Find out your gross pay for every pay period (this is how much you make before they take anything out). Multiply your hourly pay times the number of hours you work every pay period. For example, if you get paid $10 an hour, work 40 hours a week and get paid twice a month, it would be $10 x 80 = $800. Write this number down; you'll need it to figure out your taxes. If you work on salary, just write down what your gross pay is every month before any deductions.
Look up what federal tax bracket you're in (see Resources). Your tax bracket is based on your income and your filing status (married, single or head of household), and it doesn't matter what state you live in. Multiply your gross pay by your tax bracket percentage (for example: $800 x 15% = $120). This is how much gets taken out of your check for federal income tax.

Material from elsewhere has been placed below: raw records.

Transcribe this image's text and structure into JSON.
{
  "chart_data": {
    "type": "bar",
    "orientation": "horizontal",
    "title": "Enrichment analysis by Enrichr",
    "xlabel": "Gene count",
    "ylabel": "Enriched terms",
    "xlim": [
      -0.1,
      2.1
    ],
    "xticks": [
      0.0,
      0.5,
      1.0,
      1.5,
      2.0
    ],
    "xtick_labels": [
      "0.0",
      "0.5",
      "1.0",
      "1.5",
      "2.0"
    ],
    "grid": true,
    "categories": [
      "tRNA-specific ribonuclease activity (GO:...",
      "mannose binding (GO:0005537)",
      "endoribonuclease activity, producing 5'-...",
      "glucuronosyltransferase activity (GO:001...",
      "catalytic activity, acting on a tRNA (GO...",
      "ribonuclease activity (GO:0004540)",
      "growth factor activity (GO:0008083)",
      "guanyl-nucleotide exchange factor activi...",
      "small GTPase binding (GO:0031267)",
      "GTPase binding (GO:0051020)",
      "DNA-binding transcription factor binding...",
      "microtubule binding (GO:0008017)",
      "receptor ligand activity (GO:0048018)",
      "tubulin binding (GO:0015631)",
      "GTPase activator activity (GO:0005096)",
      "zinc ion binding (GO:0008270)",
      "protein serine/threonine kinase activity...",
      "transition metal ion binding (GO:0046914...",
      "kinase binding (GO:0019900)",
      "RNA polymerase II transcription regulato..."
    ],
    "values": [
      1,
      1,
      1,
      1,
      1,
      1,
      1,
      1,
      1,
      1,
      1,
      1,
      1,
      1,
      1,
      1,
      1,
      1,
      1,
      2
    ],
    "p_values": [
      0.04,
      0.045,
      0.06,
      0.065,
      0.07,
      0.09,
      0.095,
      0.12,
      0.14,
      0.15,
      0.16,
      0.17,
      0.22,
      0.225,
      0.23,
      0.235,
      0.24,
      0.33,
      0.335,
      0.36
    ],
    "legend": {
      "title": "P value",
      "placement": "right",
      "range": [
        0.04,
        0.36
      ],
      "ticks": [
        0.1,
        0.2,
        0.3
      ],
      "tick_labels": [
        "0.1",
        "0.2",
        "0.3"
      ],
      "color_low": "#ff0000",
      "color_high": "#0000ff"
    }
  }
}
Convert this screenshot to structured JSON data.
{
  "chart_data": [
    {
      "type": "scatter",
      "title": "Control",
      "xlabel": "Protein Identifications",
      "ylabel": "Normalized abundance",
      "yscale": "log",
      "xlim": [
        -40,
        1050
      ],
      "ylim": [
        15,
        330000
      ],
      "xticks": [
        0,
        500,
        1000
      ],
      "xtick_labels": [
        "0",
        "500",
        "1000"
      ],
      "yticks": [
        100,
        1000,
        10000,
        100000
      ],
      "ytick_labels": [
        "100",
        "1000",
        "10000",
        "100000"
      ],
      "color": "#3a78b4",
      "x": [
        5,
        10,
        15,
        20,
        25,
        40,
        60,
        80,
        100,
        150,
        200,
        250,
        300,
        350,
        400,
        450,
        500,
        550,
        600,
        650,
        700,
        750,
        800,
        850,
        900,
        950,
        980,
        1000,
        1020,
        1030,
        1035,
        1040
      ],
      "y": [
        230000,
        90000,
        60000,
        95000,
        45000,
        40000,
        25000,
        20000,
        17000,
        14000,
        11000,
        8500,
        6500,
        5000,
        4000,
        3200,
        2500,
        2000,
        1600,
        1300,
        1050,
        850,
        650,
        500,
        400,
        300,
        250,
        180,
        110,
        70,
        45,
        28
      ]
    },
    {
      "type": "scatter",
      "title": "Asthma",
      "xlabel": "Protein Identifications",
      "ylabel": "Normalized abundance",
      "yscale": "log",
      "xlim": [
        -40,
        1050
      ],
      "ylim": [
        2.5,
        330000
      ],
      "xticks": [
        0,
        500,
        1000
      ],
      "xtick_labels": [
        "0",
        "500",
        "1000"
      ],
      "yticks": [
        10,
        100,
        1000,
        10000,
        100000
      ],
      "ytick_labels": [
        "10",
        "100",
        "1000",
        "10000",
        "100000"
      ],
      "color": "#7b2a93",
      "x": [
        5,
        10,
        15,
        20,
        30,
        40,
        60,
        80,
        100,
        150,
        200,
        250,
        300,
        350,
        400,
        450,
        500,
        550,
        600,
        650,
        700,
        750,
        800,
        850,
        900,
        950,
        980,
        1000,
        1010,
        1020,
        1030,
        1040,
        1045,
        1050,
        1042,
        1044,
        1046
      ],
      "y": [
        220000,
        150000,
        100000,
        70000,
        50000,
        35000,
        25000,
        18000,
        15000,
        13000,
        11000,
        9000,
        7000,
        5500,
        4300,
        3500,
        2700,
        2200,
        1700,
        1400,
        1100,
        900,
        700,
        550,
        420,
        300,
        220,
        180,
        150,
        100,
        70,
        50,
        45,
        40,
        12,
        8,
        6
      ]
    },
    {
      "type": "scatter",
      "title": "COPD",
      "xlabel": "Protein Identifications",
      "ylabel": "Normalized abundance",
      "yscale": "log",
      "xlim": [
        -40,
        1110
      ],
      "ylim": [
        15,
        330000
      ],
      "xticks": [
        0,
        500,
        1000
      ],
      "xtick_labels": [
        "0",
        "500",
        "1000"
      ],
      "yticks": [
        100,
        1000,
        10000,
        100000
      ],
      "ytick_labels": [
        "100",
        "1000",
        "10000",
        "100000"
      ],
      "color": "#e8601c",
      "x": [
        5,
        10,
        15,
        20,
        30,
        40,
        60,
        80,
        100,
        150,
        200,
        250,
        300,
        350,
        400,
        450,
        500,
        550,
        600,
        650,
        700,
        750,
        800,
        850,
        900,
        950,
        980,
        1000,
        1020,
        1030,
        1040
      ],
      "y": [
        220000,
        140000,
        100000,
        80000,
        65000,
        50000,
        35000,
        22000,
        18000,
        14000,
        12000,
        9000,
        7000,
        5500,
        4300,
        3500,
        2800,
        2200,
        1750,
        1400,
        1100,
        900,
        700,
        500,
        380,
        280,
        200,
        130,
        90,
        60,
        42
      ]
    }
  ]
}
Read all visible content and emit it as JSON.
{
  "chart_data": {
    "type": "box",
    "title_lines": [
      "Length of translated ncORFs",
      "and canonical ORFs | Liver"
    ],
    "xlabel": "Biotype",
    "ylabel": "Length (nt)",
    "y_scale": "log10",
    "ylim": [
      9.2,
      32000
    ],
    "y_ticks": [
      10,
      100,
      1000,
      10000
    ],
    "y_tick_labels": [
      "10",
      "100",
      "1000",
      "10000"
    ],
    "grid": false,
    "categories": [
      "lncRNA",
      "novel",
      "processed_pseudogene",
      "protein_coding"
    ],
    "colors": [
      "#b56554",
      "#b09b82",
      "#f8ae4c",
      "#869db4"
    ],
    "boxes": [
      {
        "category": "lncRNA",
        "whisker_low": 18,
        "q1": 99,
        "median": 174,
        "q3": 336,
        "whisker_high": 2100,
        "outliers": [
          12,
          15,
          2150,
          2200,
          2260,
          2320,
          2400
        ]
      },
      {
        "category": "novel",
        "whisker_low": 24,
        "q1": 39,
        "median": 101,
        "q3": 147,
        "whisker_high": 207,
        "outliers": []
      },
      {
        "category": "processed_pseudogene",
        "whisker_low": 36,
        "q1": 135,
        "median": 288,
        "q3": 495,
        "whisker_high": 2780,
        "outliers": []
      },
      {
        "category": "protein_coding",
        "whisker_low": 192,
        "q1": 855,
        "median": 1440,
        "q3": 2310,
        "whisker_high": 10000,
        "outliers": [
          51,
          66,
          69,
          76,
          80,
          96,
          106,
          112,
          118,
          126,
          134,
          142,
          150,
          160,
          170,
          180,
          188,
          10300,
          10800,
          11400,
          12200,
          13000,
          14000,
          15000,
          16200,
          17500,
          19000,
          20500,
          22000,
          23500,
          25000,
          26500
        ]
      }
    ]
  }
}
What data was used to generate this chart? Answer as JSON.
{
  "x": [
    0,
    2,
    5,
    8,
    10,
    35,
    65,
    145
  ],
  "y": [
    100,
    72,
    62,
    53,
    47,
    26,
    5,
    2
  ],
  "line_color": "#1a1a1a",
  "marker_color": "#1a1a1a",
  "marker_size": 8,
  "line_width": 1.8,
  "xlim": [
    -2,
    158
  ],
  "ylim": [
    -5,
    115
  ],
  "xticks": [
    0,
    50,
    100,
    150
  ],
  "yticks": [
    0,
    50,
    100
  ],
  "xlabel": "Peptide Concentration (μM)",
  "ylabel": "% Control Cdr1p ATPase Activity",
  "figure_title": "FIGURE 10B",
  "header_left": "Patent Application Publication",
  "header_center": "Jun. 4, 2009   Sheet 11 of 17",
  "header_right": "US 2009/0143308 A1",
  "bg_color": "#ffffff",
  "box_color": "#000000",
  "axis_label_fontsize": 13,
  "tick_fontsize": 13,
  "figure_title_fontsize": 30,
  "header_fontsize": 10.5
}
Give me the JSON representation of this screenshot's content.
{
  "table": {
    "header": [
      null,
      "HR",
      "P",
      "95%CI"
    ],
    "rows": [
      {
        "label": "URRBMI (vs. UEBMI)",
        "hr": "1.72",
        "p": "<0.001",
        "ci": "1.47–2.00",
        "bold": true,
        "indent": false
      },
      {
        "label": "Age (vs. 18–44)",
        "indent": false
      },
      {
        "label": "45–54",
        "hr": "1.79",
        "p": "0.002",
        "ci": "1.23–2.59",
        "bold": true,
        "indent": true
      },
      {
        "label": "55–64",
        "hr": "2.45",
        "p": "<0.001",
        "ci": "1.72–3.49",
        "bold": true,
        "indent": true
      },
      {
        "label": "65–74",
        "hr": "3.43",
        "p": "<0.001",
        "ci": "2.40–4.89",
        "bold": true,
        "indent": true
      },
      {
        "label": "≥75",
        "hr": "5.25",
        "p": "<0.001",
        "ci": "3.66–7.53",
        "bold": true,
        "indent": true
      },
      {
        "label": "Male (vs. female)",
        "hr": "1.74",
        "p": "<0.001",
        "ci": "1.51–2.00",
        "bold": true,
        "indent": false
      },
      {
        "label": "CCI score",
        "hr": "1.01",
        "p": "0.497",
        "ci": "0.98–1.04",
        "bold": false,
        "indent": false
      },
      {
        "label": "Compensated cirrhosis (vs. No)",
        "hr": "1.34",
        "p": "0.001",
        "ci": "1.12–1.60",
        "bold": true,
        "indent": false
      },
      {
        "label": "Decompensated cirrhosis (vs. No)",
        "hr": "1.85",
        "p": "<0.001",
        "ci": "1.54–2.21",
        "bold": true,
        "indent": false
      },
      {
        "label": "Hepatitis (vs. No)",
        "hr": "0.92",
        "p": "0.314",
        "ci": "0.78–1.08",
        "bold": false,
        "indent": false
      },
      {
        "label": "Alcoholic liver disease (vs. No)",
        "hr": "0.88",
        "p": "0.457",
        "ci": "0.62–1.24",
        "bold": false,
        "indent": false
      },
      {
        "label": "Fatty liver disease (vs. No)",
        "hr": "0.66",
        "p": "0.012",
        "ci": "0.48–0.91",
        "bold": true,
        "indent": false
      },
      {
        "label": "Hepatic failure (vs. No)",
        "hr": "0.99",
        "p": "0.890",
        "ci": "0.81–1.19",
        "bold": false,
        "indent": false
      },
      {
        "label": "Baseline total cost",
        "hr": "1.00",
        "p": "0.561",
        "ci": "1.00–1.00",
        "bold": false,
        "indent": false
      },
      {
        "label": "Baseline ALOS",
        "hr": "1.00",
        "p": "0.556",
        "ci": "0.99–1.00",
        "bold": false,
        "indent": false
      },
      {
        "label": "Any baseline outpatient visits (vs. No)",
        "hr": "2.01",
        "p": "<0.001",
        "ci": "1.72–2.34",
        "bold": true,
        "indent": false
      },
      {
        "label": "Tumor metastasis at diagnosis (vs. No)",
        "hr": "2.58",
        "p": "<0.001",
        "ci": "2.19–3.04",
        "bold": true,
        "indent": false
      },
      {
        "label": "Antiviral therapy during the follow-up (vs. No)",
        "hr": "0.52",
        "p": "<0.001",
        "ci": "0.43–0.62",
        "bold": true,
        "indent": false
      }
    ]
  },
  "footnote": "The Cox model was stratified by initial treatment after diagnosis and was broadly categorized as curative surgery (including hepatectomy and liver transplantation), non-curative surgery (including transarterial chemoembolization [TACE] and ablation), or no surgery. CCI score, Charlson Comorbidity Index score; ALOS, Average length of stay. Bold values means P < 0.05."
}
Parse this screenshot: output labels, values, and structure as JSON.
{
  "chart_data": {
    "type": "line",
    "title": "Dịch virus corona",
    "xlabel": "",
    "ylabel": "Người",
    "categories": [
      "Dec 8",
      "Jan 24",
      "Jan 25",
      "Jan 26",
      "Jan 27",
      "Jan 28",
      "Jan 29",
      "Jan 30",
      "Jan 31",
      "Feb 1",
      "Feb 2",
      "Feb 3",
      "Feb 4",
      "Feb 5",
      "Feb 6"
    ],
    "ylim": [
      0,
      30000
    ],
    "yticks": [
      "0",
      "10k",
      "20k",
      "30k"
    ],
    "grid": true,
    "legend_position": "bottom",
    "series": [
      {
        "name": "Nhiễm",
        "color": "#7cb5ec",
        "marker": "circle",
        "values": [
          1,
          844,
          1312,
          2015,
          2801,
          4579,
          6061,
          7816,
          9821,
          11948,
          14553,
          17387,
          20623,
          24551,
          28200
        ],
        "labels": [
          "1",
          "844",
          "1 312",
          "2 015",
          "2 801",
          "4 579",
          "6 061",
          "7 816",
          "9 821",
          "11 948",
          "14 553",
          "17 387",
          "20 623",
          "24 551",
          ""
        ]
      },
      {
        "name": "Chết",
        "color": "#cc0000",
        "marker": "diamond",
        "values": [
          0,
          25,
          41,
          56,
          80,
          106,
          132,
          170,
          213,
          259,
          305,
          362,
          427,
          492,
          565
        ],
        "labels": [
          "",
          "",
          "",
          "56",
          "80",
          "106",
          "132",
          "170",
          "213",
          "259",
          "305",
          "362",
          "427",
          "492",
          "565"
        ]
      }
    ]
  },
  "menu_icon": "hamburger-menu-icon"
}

Figure out what you owe for Federal Insurance Contributions Act (FICA) taxes. This is actually two taxes--Social Security and Medicare. To figure out your paycheck FICA deduction, multiply your gross pay by 7.65 percent. Add this number to the federal tax you deducted in Step 2.
Find your year-to-date income on your pay stub and use the charts below to find out what percentage they're deducting for Minnesota state taxes. Multiply that percentage by your gross wages to see how much is being taken from each paycheck. Add this number to the federal and FICA deductions you already figured out.
If you've made a total of $22,730 or less so far this year, they'll be taking out 5.35 percent of your gross income. If you've made a total between $22,731 and $74,650, they're taking out 7.05 percent. And if you've made over $74,651 so far this year, they're taking out 7.85 percent.
Married Couples Filing Jointly:
If you've made a total of $33,220 or less so far this year, they'll be taking out 5.35 percent of your gross income. If you've made a total between $33,221 and $131,970, they're taking out 7.05 percent. And if you've made over $131,971 so far this year, they're taking out 7.85 percent.
Don't forget to account for any additional money they deduct from your paycheck, like contributions to your retirement fund or health care coverage.